The program budgets were cut; however, there have also been government cuts to areas other than agriculture.
The changes have caused producers to question whether they should continue to be involved in these programs.
To make a decision that is right for them, it is crucial for producers to understand the program changes and be able to interpret how their farm will be affected before the 2013 AgriStability signup deadline of April 30, 2013.
Unfortunately, interpreting the program changes can be accomplished only in light of a good understanding of the existing programs. Without that understanding, the current round of changes will simply add another layer of confusion.
The worst thing that can happen is if “I don’t fully understand the programs” leads a producer to conclude that “I don’t need the programs.”
Producers who have a strong understanding of the programs will, almost always, want to incorporate them into the risk management strategy for their farm – even after the recent round of changes.
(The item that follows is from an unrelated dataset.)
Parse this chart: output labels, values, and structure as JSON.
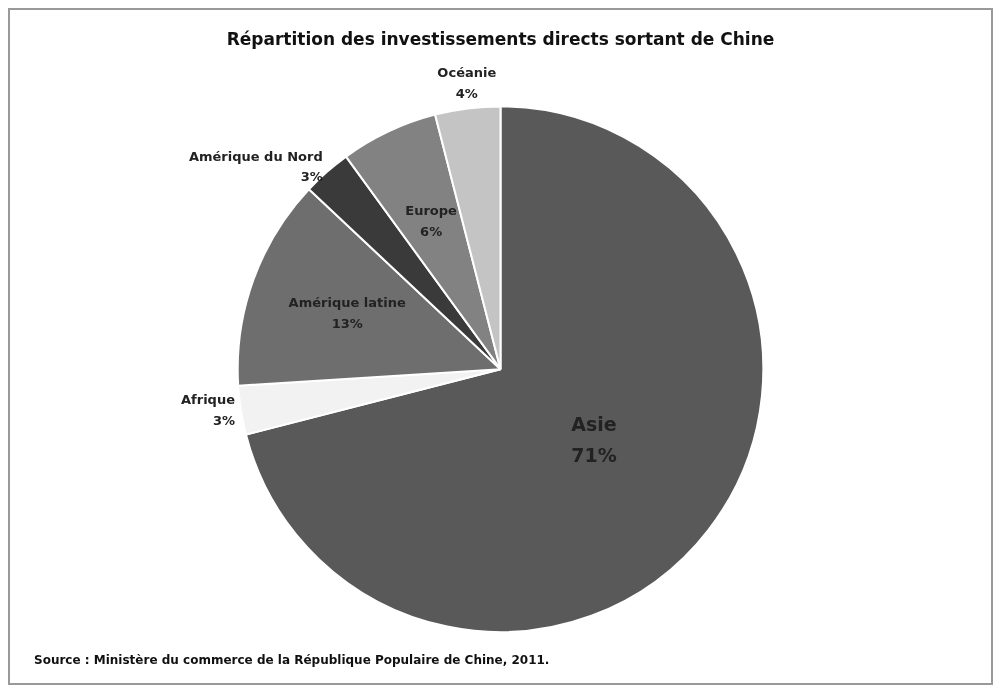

So then, step No. 1 in interpreting the program changes is to understand the existing programs – some producers may need to do some reading and consult with their professional advisor to get a better understanding.
With that in mind, here is a quick summary of key program changes, their interpretation and some recommendations for producers:
Key change: The government matching contribution is being reduced by one-third.
Interpretation: The program continues to guarantee producers government benefits each year and the accounting fees are minor in relation to those benefits.
Recommendation: Continue to participate.
Increase in the self-insured portion to 30 percent of the reference margin from 15 percent.
Equalization of government funding percentages to a straight 70 percent.
Potential limiting of reference margins (this one will not be finalized until January-February of 2013).
The first two changes result in less government support; however, there is still substantial support available.
Unlike traditional insurance products, these programs are government subsidized. This means that over time, most producers will reap benefits that substantially outweigh the costs.
Now, instead of getting a significant payment every five years, maybe it becomes every five to 10 years. It was a great program before; now it is only a good program.
The third change will not affect all producers, only those who consistently achieve high gross margins. This may include high-end grain and oilseed, potato, tobacco and dairy producers.
Even after the program changes are considered, AgriStability is still the cheapest form of whole farm insurance in the Canadian marketplace and, for some types of farms, the only form of whole farm insurance available.
Consider that for straight grain and oilseed producers, the costs of the program will vary between 50 cents and $2 per acre for potential government payments that could amount to well over $100 per acre every five to 10 years in a lot of cases.
With less support being paid out through AgriStability (and AgriInvest), the government has created an environment where ad-hoc programming will be in bigger demand.
Go back five to seven years and add up your AgriStability benefits compared to program fees and accounting costs.
Consider that the program covers a total of four variables: price and quantity of production and price and quantity of inputs. Never make an opt-out decision based solely on the fact that one of those variables (eg. commodity selling prices) is doing well.
Consider that AgriStability has been the basis of calculation for ad-hoc programs in the past before opting out. You may end up having to file your applications in any case or, worse yet, may be out of luck if you didn’t file the original applications. Applications are generally more expensive to file when filing has not been maintained on an annual basis.
Consider your equity position and whether your balance sheet can withstand a disaster scenario without government subsidized insurance.
Consult with your bankers, prior to making any opt-out decisions, to determine how they feel about your ability to repay loans if you drop out of cheap, government subsidized insurance.
Consult your professional advisor who may be able to conduct further cost-benefit analysis to assist in the program participation decision.
Producers who have a good understanding of the risks in their farming operation and how AgriStability and AgriInvest tie in to their risk management will likely stay in these programs and continue to reap the benefits and security they offer.